该模型为输入批次中的每个图像返回一个特征映射:

test_img_batch = load_image(ex_path)[tf.newaxis, :]

print(test_img_batch.shape)
print(mobilenet(test_img_batch).shape)

设置文本分词器/向量化程序

使用 TextVectorization 层将文本描述转换为整数序列,步骤如下:

  • 使用 adapt 迭代所有描述,将描述拆分为字词,并计算最热门字词的词汇表。
  • 通过将每个字词映射到它在词汇表中的索引对所有描述进行词例化。所有输出序列将被填充到长度 50。
  • 创建字词到索引和索引到字词的映射以显示结果。
def standardize(s):
  s = tf.strings.lower(s)
  s = tf.strings.regex_replace(s, f'[{re.escape(string.punctuation)}]', '')
  s = tf.strings.join(['[START]', s, '[END]'], separator=' ')
  return s
# Use the top 5000 words for a vocabulary.
vocabulary_size = 5000
tokenizer = tf.keras.layers.TextVectorization(
    max_tokens=vocabulary_size,
    standardize=standardize,
    ragged=True)
# Learn the vocabulary from the caption data.
tokenizer.adapt(train_raw.map(lambda fp,txt: txt).unbatch().batch(1024))
tokenizer.get_vocabulary()[:10]
t = tokenizer([['a cat in a hat'], ['a robot dog']])
t
# Create mappings for words to indices and indices to words.
word_to_index = tf.keras.layers.StringLookup(
    mask_token="",
    vocabulary=tokenizer.get_vocabulary())
index_to_word = tf.keras.layers.StringLookup(
    mask_token="",
    vocabulary=tokenizer.get_vocabulary(),
    invert=True)
w = index_to_word(t)
w.to_list()
tf.strings.reduce_join(w, separator=' ', axis=-1).numpy()

准备数据集

train_rawtest_raw 数据集包含一对多 (image, captions) 对。

此函数将复制图像,因此描述中有 1:1 的图像:

def match_shapes(images, captions):
  caption_shape = einops.parse_shape(captions, 'b c')
  captions = einops.rearrange(captions, 'b c -> (b c)')
  images = einops.repeat(
      images, 'b ... -> (b c) ...',
      c = caption_shape['c'])
  return images, captions
for ex_paths, ex_captions in train_raw.batch(32).take(1):
  break

print('image paths:', ex_paths.shape)
print('captions:', ex_captions.shape)
print()

ex_paths, ex_captions = match_shapes(images=ex_paths, captions=ex_captions)

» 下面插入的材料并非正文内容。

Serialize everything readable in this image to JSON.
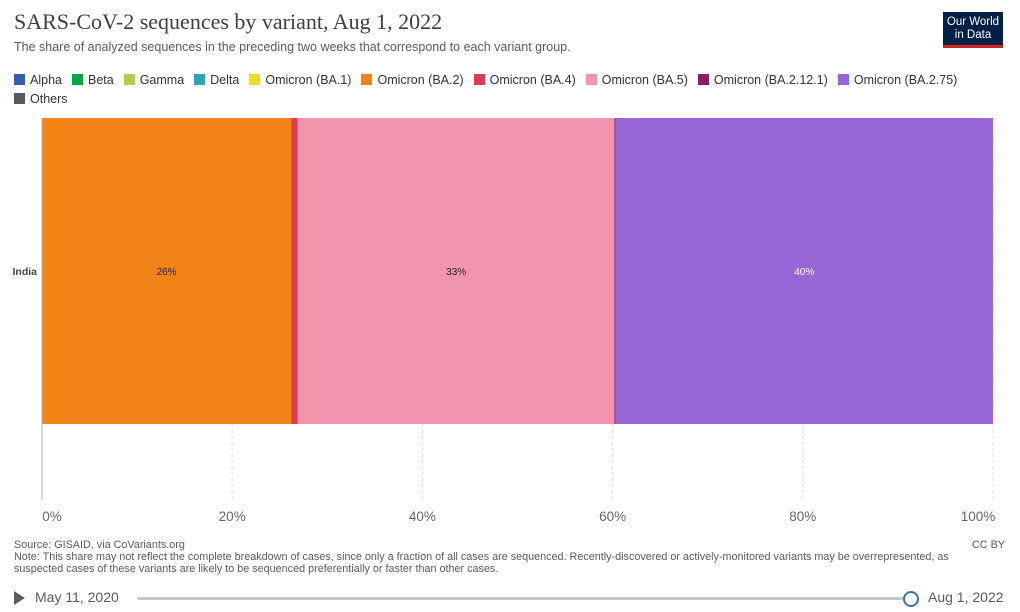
{
  "header": {
    "title": "SARS-CoV-2 sequences by variant, Aug 1, 2022",
    "subtitle": "The share of analyzed sequences in the preceding two weeks that correspond to each variant group.",
    "logo_line1": "Our World",
    "logo_line2": "in Data"
  },
  "legend": [
    {
      "label": "Alpha",
      "color": "#3360a9"
    },
    {
      "label": "Beta",
      "color": "#00a63e"
    },
    {
      "label": "Gamma",
      "color": "#b6ca4e"
    },
    {
      "label": "Delta",
      "color": "#2fa3b0"
    },
    {
      "label": "Omicron (BA.1)",
      "color": "#f4da25"
    },
    {
      "label": "Omicron (BA.2)",
      "color": "#f28417"
    },
    {
      "label": "Omicron (BA.4)",
      "color": "#dd3b4f"
    },
    {
      "label": "Omicron (BA.5)",
      "color": "#f095ad"
    },
    {
      "label": "Omicron (BA.2.12.1)",
      "color": "#8b1e68"
    },
    {
      "label": "Omicron (BA.2.75)",
      "color": "#9966d6"
    },
    {
      "label": "Others",
      "color": "#555a5e"
    }
  ],
  "chart_data": {
    "type": "bar",
    "orientation": "horizontal",
    "stacked": true,
    "categories": [
      "India"
    ],
    "series": [
      {
        "name": "Omicron (BA.2)",
        "values": [
          26.2
        ],
        "label": "26%",
        "color": "#f28417"
      },
      {
        "name": "Omicron (BA.4)",
        "values": [
          0.7
        ],
        "label": "",
        "color": "#dd3b4f"
      },
      {
        "name": "Omicron (BA.5)",
        "values": [
          33.3
        ],
        "label": "33%",
        "color": "#f095ad"
      },
      {
        "name": "Omicron (BA.2.12.1)",
        "values": [
          0.1
        ],
        "label": "",
        "color": "#8b1e68"
      },
      {
        "name": "Omicron (BA.2.75)",
        "values": [
          39.7
        ],
        "label": "40%",
        "color": "#9966d6"
      }
    ],
    "xlim": [
      0,
      100
    ],
    "xticks": [
      0,
      20,
      40,
      60,
      80,
      100
    ],
    "xtick_labels": [
      "0%",
      "20%",
      "40%",
      "60%",
      "80%",
      "100%"
    ],
    "grid": true
  },
  "footer": {
    "source": "Source: GISAID, via CoVariants.org",
    "note": "Note: This share may not reflect the complete breakdown of cases, since only a fraction of all cases are sequenced. Recently-discovered or actively-monitored variants may be overrepresented, as suspected cases of these variants are likely to be sequenced preferentially or faster than other cases.",
    "license": "CC BY"
  },
  "timeline": {
    "start_label": "May 11, 2020",
    "end_label": "Aug 1, 2022",
    "position": 1.0
  }
}
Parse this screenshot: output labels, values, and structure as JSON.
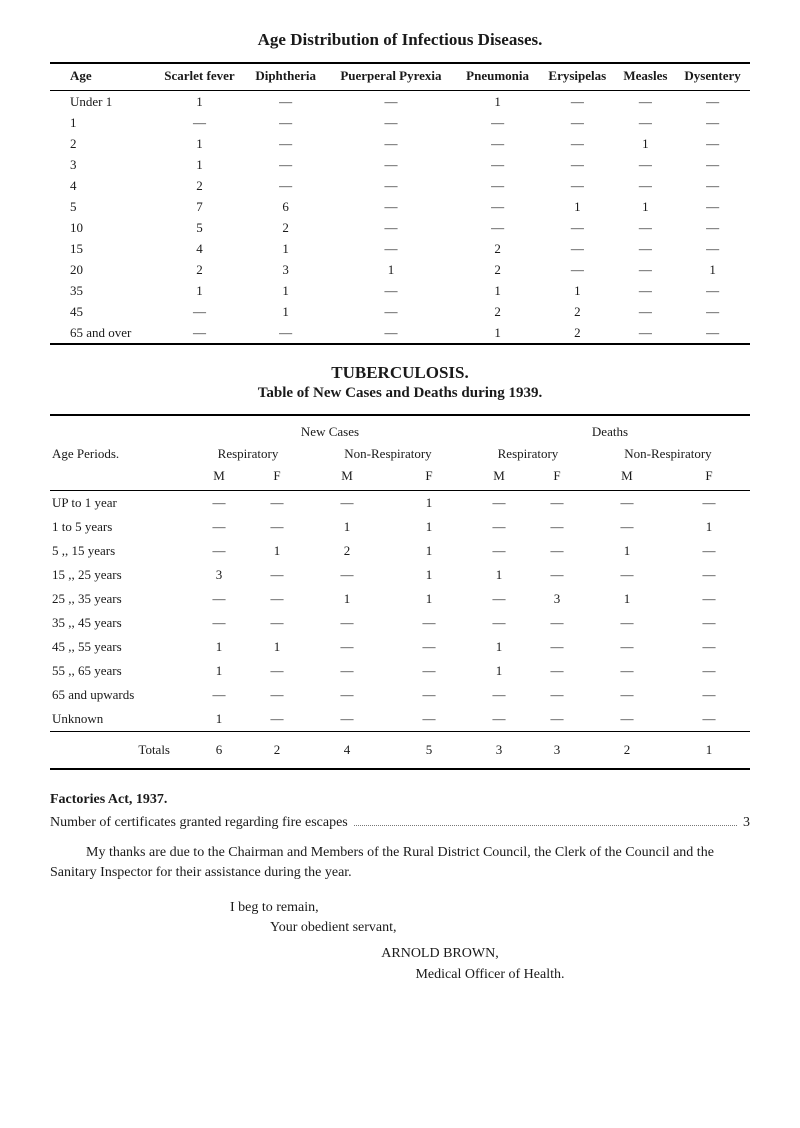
{
  "title1": "Age Distribution of Infectious Diseases.",
  "table1": {
    "headers": [
      "Age",
      "Scarlet fever",
      "Diphtheria",
      "Puerperal Pyrexia",
      "Pneumonia",
      "Erysipelas",
      "Measles",
      "Dysentery"
    ],
    "rows": [
      [
        "Under 1",
        "1",
        "—",
        "—",
        "1",
        "—",
        "—",
        "—"
      ],
      [
        "1",
        "—",
        "—",
        "—",
        "—",
        "—",
        "—",
        "—"
      ],
      [
        "2",
        "1",
        "—",
        "—",
        "—",
        "—",
        "1",
        "—"
      ],
      [
        "3",
        "1",
        "—",
        "—",
        "—",
        "—",
        "—",
        "—"
      ],
      [
        "4",
        "2",
        "—",
        "—",
        "—",
        "—",
        "—",
        "—"
      ],
      [
        "5",
        "7",
        "6",
        "—",
        "—",
        "1",
        "1",
        "—"
      ],
      [
        "10",
        "5",
        "2",
        "—",
        "—",
        "—",
        "—",
        "—"
      ],
      [
        "15",
        "4",
        "1",
        "—",
        "2",
        "—",
        "—",
        "—"
      ],
      [
        "20",
        "2",
        "3",
        "1",
        "2",
        "—",
        "—",
        "1"
      ],
      [
        "35",
        "1",
        "1",
        "—",
        "1",
        "1",
        "—",
        "—"
      ],
      [
        "45",
        "—",
        "1",
        "—",
        "2",
        "2",
        "—",
        "—"
      ],
      [
        "65 and over",
        "—",
        "—",
        "—",
        "1",
        "2",
        "—",
        "—"
      ]
    ]
  },
  "title2": "TUBERCULOSIS.",
  "title2b": "Table of New Cases and Deaths during 1939.",
  "table2": {
    "periods_label": "Age Periods.",
    "group_headers": [
      "New Cases",
      "Deaths"
    ],
    "sub_headers": [
      "Respiratory",
      "Non-Respiratory",
      "Respiratory",
      "Non-Respiratory"
    ],
    "mf_headers": [
      "M",
      "F",
      "M",
      "F",
      "M",
      "F",
      "M",
      "F"
    ],
    "rows": [
      [
        "UP to 1 year",
        "—",
        "—",
        "—",
        "1",
        "—",
        "—",
        "—",
        "—"
      ],
      [
        "1 to 5 years",
        "—",
        "—",
        "1",
        "1",
        "—",
        "—",
        "—",
        "1"
      ],
      [
        "5 ,, 15 years",
        "—",
        "1",
        "2",
        "1",
        "—",
        "—",
        "1",
        "—"
      ],
      [
        "15 ,, 25 years",
        "3",
        "—",
        "—",
        "1",
        "1",
        "—",
        "—",
        "—"
      ],
      [
        "25 ,, 35 years",
        "—",
        "—",
        "1",
        "1",
        "—",
        "3",
        "1",
        "—"
      ],
      [
        "35 ,, 45 years",
        "—",
        "—",
        "—",
        "—",
        "—",
        "—",
        "—",
        "—"
      ],
      [
        "45 ,, 55 years",
        "1",
        "1",
        "—",
        "—",
        "1",
        "—",
        "—",
        "—"
      ],
      [
        "55 ,, 65 years",
        "1",
        "—",
        "—",
        "—",
        "1",
        "—",
        "—",
        "—"
      ],
      [
        "65 and upwards",
        "—",
        "—",
        "—",
        "—",
        "—",
        "—",
        "—",
        "—"
      ],
      [
        "Unknown",
        "1",
        "—",
        "—",
        "—",
        "—",
        "—",
        "—",
        "—"
      ]
    ],
    "totals_label": "Totals",
    "totals": [
      "6",
      "2",
      "4",
      "5",
      "3",
      "3",
      "2",
      "1"
    ]
  },
  "factories": {
    "heading": "Factories Act, 1937.",
    "line_text": "Number of certificates granted regarding fire escapes",
    "line_value": "3"
  },
  "paragraph": "My thanks are due to the Chairman and Members of the Rural District Council, the Clerk of the Council and the Sanitary Inspector for their assistance during the year.",
  "closing": {
    "l1": "I beg to remain,",
    "l2": "Your obedient servant,",
    "name": "ARNOLD   BROWN,",
    "role": "Medical Officer of Health."
  },
  "colors": {
    "text": "#1a1a1a",
    "bg": "#ffffff",
    "rule": "#000000"
  }
}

print('image_paths:', ex_paths.shape)
print('captions:', ex_captions.shape)

为了与 keras 训练兼容,数据集应包含 (inputs, labels) 对。对于文本生成,词例既是输入又是标签,且移动了一步。此函数会将 (images, texts) 对转换为 ((images, input_tokens), label_tokens) 对:

def prepare_txt(imgs, txts):
  tokens = tokenizer(txts)

  input_tokens = tokens[..., :-1]
  label_tokens = tokens[..., 1:]
  return (imgs, input_tokens), label_tokens

此函数会将运算添加到数据集。步骤如下:

  1. 加载图像(忽略加载失败的图像)。
  2. 复制图像以匹配描述的数量。
  3. image, caption 对执行重排和重新批处理。
  4. 将文本词例化,移动词例并添加 label_tokens
  5. 将文本从 RaggedTensor 表示转换为填充的密集 Tensor 表示。
def prepare_dataset(ds, tokenizer, batch_size=32, shuffle_buffer=1000):
  # Load the images and make batches.
  ds = (ds
        .shuffle(10000)
        .map(lambda path, caption: (load_image(path), caption))
        .apply(tf.data.experimental.ignore_errors())
        .batch(batch_size))

  def to_tensor(inputs, labels):
    (images, in_tok), out_tok = inputs, labels
    return (images, in_tok.to_tensor()), out_tok.to_tensor()

  return (ds
          .map(match_shapes, tf.data.AUTOTUNE)
          .unbatch()
          .shuffle(shuffle_buffer)
          .batch(batch_size)
          .map(prepare_txt, tf.data.AUTOTUNE)
          .map(to_tensor, tf.data.AUTOTUNE)
          )

您可以在模型中安装特征提取程序并在数据集上进行训练,如下所示:

train_ds = prepare_dataset(train_raw, tokenizer)
train_ds.element_spec
test_ds = prepare_dataset(test_raw, tokenizer)
test_ds.element_spec

[可选] 缓存图像特征

由于图像特征提取程序没有更改,并且本教程没有使用图像增强,可以缓存图像特征。文本词例化也是如此。在训练和验证期间,每个周期都可以重新获得设置缓存所需的时间。下面的代码定义了两个函数 (save_datasetload_dataset):

def save_dataset(ds, save_path, image_model, tokenizer, shards=10, batch_size=32):
  # Load the images and make batches.
  ds = (ds
        .map(lambda path, caption: (load_image(path), caption))
        .apply(tf.data.experimental.ignore_errors())
        .batch(batch_size))

  # Run the feature extractor on each batch
  # Don't do this in a .map, because tf.data runs on the CPU. 
  def gen():
    for (images, captions) in tqdm.tqdm(ds): 
      feature_maps = image_model(images)

      feature_maps, captions = match_shapes(feature_maps, captions)
      yield feature_maps, captions

  # Wrap the generator in a new tf.data.Dataset.
  new_ds = tf.data.Dataset.from_generator(
      gen,
      output_signature=(
          tf.TensorSpec(shape=image_model.output_shape),
          tf.TensorSpec(shape=(None,), dtype=tf.string)))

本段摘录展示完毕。